Cauliflower for breakfast. Seriously. Has she lost it?! I admit that this sounds strange but bear with me.
I love to sneak veggies into sweet dishes and treats. Beetroot, courgettes, carrots, sweet potatoes and pumpkin have been around the block a few times so I needed a new challenge.
Inspired by a recipe created by Unconventional Baker (check out her blog, it’s seriously amazing!!!) I went to work. The end result was definitely yummy! You can taste that this porridge isn’t made from oats but that doesn’t necessarily make it bad. Just different.
Go on. Give it a go!
A word of advice before you start – make sure your cauliflower is superfresh. Once it’s a little tired and elastic it tastes really cabbage-y. Not nice. We don’t want cabbage breath after breakfast.
Unfortunately cruciferous veggies have a rather unglamorous reputation. I guess this is because a) they smell a bit funny when you cook them and b) they are too cheap to be regarded as special. Very unfair if you ask me, as they definitely deserve to be called a superfood. The only cruciferous veg with that title is kale but believe me – cauliflower, broccoli and friends are just as super!
I just read an article describing a chocolate cake tasting. A group of people had to compare two chocolate cakes. They were told that the one on the left was expensive and the one on the right was cheap. Literally everybody liked the expensive cake more (creamier, more chocolate-y, …) even though both cakes were made from one batch of batter. Belief is a powerful thing.
Anyway – cauliflower is not just mega healthy, it can also be grown and bought locally, which means it’s chock-full of nutrients AND it has a low carbon footprint. As I said – a true superfood.

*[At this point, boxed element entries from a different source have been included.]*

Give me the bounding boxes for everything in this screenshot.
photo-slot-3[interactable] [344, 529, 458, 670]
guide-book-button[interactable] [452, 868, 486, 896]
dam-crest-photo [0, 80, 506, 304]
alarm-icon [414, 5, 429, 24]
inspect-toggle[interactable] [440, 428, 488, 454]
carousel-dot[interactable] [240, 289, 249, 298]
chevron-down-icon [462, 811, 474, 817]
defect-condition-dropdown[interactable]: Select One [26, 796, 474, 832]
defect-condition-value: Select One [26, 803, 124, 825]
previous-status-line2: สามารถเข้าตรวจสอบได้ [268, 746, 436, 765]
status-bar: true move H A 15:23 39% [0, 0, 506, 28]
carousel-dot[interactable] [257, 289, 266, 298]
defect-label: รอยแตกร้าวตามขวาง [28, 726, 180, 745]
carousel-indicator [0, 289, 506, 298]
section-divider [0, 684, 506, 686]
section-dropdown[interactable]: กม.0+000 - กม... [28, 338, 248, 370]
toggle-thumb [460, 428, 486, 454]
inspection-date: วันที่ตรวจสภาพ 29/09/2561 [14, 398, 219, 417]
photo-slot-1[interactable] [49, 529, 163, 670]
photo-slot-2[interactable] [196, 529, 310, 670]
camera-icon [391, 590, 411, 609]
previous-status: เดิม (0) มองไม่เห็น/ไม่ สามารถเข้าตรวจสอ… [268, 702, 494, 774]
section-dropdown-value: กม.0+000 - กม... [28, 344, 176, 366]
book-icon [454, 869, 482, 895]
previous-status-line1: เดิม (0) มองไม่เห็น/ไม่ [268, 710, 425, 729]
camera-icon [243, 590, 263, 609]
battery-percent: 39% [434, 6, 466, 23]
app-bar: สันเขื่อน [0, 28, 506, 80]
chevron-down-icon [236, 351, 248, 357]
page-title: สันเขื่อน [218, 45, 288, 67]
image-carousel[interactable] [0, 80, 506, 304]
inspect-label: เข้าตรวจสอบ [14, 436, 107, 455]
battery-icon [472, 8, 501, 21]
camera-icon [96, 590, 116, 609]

If the colour purple floats your boat you can get purple cauliflower. Just omit the Spirulina in the recipe to save the pretty colour. Actually, purple cauliflower is best used in soup. It turns bright pink if you add lemon. Oh yes.
So! Here’s the recipe!
- 1 cup cauliflower
- 1 scoop of your favourite vanilla protein powder
- 1 TBS chia seeds
- 1 TS ground vanilla powder
- 1 TS Spirulina
- 1 pinch of sea salt
- Cover the chia seeds in 100ml water and let soak for 20 mins. Make sure you stir occasionally to prevent them from glooping together into a giant frog-spawn like ball
- Grate the cauliflower into a pot and cover with water
- Simmer for 15 mins
- Add the remaining ingredient apart from the chia seeds and blitz
- Stir in the chia seeds, fill into a bowl, decorate with nuts, seeds or dried fruit and enjoy!
- If you like your cauliflower porridge to be chocolate-y just add a couple of tablespoons of pure cocoa powder. Chocolate for breakfast, result!